N Ranganath, manager, Kerala Cardamom Processing & Marketing Company, said:
“The prices have been rising continuously. It’s not an essential food…people have stopped buying.”
Kerala accounts for 70% of India’s total production followed by Karnataka and Tamil Nadu.
Kunal Shah, an analyst with Motilal Oswal Commodities Broker, told news agency Reuters: “Prices are unlikely to sustain at such high level…it is likely to come down to Rs620 ($15.58)to Rs630 within a month.”
Cardamom prices rose by 40% in the last four months to Rs700 per kg on a decline in production on lower acreage.
Production in 2007/08 is expected at about 7,700 tonnes, down from an earlier estimate of 9,700 tonnes on falling acreage, said a Spices Board official on Tuesday. Last year’s output was 11,300 tonnes. The area under cultivation in 2007/08 fell to 69,300 hectares (171,200 acres) from 73,200 hectares a year ago, the official said.

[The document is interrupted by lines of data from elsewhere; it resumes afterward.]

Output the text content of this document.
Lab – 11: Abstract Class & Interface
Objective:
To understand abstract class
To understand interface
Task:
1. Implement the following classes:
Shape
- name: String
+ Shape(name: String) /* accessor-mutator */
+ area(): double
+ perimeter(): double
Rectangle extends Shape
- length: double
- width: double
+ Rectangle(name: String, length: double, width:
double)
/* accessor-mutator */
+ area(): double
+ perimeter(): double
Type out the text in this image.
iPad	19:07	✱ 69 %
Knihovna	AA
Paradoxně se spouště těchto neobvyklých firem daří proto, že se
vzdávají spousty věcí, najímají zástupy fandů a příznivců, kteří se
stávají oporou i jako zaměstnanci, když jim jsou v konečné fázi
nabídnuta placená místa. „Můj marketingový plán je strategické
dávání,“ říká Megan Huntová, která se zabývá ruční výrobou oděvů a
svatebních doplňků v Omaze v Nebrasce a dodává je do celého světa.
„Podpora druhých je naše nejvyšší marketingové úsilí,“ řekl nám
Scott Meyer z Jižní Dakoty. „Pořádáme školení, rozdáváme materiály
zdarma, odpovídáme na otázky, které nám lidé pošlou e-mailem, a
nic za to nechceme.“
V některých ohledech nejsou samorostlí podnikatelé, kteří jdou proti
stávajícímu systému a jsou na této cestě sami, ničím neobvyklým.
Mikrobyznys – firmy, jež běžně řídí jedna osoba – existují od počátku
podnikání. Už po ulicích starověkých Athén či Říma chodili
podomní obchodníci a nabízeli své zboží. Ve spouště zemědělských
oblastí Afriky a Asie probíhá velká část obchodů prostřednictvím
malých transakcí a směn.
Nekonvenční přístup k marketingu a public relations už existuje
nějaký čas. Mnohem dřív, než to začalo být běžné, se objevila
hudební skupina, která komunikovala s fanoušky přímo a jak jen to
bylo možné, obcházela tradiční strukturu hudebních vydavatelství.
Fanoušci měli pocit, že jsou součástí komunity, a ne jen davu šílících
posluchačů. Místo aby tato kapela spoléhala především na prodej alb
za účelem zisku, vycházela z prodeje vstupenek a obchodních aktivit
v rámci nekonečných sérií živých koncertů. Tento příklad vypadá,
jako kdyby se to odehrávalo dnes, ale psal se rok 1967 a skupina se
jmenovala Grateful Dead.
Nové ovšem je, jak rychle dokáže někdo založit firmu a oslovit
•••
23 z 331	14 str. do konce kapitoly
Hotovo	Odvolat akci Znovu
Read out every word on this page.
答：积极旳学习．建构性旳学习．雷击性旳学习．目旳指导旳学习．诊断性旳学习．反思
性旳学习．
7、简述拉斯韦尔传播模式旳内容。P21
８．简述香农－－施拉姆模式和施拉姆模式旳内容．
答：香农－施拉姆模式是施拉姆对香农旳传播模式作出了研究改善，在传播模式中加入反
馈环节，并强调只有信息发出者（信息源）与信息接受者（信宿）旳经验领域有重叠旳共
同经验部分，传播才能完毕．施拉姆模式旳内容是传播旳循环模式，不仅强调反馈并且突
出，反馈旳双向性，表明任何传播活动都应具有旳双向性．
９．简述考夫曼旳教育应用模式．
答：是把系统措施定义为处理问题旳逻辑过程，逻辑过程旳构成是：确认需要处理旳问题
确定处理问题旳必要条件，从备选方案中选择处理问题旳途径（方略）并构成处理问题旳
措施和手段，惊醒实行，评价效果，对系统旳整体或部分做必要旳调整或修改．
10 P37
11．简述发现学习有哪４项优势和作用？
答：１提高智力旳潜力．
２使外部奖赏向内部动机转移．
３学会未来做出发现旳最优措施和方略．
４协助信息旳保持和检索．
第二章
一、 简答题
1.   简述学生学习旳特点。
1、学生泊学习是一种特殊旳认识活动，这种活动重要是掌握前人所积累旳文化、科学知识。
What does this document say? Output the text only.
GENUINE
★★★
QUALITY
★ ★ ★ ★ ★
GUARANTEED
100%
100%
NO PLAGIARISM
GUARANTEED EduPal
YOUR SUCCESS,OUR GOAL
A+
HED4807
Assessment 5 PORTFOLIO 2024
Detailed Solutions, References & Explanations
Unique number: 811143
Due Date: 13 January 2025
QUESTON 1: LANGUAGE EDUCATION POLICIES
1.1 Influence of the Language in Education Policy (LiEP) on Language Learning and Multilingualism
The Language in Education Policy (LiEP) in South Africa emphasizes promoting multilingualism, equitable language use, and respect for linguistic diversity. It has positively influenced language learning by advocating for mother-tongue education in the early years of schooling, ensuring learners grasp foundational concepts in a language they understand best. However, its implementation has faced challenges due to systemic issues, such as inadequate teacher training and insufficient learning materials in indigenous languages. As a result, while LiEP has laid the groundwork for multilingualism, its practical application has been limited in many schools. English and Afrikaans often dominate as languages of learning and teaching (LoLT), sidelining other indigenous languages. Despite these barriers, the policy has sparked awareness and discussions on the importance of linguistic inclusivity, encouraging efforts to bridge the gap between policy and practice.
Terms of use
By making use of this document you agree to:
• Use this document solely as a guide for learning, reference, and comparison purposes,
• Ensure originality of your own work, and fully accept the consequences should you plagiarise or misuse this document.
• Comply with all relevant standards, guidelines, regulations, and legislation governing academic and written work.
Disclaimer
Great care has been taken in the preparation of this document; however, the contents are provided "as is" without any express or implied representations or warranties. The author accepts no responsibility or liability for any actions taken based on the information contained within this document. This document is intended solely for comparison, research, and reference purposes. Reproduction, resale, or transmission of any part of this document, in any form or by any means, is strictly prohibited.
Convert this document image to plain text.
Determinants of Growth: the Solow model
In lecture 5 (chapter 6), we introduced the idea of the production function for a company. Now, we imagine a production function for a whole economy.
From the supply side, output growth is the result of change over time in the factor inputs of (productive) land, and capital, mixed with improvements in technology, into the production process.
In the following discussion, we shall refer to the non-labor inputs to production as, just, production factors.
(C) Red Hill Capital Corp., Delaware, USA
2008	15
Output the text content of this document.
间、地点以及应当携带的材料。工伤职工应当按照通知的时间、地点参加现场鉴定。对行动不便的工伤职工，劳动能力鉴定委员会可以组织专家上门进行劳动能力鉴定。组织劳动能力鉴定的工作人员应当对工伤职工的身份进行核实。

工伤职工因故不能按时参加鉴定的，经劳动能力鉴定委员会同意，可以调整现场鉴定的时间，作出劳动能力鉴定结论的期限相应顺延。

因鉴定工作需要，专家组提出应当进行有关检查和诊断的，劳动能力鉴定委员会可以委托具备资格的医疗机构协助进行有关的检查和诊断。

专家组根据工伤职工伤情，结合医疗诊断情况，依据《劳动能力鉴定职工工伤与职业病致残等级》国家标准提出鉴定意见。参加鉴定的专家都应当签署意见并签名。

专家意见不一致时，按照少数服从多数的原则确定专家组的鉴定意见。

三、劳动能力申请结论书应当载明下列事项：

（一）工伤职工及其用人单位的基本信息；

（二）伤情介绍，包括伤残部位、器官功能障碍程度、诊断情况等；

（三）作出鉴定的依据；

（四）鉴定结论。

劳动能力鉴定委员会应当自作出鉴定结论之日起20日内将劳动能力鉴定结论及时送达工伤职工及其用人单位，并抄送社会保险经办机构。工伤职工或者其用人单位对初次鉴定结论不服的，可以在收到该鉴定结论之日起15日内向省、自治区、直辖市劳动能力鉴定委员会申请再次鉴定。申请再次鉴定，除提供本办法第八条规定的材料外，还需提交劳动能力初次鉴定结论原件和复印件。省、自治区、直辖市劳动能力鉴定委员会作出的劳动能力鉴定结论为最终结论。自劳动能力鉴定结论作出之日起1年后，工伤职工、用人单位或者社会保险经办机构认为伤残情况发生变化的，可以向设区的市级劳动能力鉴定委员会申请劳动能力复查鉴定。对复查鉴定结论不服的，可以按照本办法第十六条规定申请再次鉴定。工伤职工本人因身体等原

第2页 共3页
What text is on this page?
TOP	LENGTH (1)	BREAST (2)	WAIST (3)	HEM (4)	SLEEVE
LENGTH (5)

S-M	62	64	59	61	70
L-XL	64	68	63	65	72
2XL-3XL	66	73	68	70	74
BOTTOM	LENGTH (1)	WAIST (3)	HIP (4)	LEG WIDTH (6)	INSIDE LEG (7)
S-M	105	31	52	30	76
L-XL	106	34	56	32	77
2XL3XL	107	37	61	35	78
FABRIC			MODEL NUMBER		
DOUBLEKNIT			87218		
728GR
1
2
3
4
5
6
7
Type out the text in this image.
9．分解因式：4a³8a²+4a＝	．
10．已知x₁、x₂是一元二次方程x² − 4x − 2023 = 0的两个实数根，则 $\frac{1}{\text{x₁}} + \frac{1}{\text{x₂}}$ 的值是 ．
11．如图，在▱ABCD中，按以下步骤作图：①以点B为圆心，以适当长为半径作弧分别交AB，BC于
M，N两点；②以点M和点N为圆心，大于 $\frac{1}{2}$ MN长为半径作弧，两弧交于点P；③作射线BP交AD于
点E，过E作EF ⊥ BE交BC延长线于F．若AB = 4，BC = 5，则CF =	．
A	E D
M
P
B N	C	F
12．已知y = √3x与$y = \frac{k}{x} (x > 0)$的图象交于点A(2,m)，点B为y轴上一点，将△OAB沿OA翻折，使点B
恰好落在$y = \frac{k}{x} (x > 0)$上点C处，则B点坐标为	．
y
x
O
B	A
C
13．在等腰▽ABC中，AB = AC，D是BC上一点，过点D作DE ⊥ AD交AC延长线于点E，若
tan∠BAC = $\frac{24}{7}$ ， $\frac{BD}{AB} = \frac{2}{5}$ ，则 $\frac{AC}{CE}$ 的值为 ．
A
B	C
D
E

Thomas Koshy, director of Kottayam-based spice trader Allkoshys Spices, said
buyers had moved to the sidelines due to the arrival of low quality material from the latest crop as the season drew to a close. India harvests its cardamom crop between August and January.
Alex Mathews, an analyst with Geojit Financial Services, said: “Guatemala is offering at cheaper prices due to lower cost of production.”